A frenzied gun battle and fist fight in their home, featuring the destruction of several large aquariums, replete with shattered glass, gushing water and floundering fish, may be the most memorable (and most often imitated) scene in the film. The house burns to the ground because of Nick's actions (killing him), but Allida, her son, and Bailey end up living happily in the country.

==Production notes==
The production dates for the film were July 12 through early October 1944.

According to pre-production news items in The Hollywood Reporter, this film originally was to be produced by David Hempstead and star Cary Grant. After Hempstead terminated his contract with RKO, Grant dropped out of the project, and Robert Fellows was assigned to produce it. Gregory Peck then was slated to star in the male lead, but a prior commitment to David O. Selznick productions forced him to withdraw.

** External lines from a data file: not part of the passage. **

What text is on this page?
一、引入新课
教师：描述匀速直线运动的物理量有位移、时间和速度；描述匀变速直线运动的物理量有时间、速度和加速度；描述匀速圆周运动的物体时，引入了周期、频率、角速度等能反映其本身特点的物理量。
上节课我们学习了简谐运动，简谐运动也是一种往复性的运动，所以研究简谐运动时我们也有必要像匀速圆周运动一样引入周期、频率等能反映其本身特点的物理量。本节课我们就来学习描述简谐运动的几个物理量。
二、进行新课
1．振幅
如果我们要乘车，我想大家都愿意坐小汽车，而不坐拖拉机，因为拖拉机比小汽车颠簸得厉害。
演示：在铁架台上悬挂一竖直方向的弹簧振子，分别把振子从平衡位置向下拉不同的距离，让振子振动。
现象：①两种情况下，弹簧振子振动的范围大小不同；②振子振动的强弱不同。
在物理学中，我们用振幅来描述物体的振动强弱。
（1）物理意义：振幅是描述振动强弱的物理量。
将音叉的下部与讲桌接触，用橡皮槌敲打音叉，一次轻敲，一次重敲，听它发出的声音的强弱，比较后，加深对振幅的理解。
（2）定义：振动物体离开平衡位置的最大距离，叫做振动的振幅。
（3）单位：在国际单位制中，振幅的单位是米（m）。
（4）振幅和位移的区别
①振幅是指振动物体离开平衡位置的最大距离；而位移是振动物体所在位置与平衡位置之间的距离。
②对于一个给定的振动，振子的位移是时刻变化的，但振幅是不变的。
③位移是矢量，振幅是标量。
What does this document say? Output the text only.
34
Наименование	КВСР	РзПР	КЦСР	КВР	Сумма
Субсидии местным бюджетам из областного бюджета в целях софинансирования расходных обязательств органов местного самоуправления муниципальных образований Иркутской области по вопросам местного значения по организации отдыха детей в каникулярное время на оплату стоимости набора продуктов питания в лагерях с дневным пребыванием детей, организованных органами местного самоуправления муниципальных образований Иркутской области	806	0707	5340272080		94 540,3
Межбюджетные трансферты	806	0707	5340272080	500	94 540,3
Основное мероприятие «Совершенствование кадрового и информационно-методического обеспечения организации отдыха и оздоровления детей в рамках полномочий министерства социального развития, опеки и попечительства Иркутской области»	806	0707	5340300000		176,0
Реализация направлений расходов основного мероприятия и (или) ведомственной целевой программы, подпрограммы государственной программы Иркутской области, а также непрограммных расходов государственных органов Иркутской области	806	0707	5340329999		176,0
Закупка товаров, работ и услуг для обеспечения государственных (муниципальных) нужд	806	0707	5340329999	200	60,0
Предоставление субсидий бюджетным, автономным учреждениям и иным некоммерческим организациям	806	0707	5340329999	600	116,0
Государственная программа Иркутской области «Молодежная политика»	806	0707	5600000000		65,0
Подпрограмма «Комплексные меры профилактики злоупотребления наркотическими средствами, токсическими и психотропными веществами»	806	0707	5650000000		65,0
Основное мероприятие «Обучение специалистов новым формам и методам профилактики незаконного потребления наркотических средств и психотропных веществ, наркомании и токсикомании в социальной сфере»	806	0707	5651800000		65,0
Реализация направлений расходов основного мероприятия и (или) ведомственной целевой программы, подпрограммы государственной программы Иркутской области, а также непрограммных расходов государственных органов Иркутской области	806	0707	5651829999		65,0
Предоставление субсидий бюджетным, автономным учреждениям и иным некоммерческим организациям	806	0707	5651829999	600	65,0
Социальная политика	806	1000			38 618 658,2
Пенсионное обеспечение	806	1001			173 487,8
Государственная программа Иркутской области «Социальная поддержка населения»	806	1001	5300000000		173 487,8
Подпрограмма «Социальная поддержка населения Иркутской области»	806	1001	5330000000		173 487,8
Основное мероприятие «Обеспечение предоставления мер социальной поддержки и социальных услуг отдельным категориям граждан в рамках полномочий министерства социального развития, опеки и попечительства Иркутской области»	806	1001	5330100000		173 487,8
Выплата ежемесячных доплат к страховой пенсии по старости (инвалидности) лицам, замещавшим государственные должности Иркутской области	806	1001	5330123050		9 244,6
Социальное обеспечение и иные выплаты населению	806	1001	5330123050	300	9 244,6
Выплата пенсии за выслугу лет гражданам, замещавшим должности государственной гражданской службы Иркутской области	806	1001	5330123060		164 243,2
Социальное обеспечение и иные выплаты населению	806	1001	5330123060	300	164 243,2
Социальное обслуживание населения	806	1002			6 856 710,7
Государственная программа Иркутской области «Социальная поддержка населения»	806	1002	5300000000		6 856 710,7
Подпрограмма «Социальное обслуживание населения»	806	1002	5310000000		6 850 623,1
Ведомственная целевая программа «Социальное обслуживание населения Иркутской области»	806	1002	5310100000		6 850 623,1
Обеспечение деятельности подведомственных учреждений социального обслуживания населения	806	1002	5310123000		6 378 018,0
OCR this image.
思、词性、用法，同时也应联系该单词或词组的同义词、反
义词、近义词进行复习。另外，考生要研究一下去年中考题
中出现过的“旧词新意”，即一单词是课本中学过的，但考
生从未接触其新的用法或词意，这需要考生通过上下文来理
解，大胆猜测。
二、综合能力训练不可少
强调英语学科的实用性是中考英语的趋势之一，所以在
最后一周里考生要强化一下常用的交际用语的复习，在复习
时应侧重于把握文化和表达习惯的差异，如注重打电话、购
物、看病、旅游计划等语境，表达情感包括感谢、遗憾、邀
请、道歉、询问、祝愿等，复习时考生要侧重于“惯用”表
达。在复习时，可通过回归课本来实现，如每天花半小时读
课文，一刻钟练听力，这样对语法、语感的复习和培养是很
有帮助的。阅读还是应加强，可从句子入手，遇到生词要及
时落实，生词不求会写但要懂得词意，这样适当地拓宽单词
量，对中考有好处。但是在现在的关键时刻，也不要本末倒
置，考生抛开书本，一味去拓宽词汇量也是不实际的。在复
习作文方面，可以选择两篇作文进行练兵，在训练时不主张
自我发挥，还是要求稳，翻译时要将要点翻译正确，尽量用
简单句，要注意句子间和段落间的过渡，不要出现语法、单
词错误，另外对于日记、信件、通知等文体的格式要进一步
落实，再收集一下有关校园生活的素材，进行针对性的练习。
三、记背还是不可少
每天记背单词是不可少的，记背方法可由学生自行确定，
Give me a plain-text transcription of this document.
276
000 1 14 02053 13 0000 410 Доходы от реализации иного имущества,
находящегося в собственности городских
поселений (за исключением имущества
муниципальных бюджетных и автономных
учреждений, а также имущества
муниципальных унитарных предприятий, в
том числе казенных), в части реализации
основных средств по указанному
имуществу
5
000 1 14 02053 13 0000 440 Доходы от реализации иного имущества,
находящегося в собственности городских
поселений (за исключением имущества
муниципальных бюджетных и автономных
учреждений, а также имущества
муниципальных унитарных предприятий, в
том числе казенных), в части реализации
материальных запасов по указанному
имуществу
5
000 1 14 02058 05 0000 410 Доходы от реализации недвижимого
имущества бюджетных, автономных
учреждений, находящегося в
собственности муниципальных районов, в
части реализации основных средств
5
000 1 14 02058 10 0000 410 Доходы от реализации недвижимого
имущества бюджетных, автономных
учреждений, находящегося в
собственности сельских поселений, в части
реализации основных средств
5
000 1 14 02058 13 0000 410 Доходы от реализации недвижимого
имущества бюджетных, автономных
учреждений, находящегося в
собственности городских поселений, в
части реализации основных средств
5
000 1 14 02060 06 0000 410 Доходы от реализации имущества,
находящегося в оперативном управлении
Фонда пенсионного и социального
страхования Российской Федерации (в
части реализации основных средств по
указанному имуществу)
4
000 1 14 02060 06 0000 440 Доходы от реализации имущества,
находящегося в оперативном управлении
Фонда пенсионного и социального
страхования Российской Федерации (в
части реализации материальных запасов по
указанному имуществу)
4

To create the snow storm sequence, the studio used 100 tons of ice and six wind machines.

==Radio adaptations==
Experiment Perilous was presented on Screen Guild Players on October 12, 1946. Brent reprised his screen role, and Joan Bennett and Adolphe Menjou co-starred. George Brent reprised his role in a Lux Radio Theatre broadcast on September 10, 1945, co-starring Virginia Bruce.

==Modern culture==
Released in the same year as the more famous Gaslight, both films share the theme of a domineering husband manipulating his wife's reality through various forms of harassment, false flags and cruelty. In both films the heroine is admonished by the husband for suffering delusions until she is rescued by a concerned suitor. This form of psychological abuse eventually came to be known as gaslighting, in reference to that film.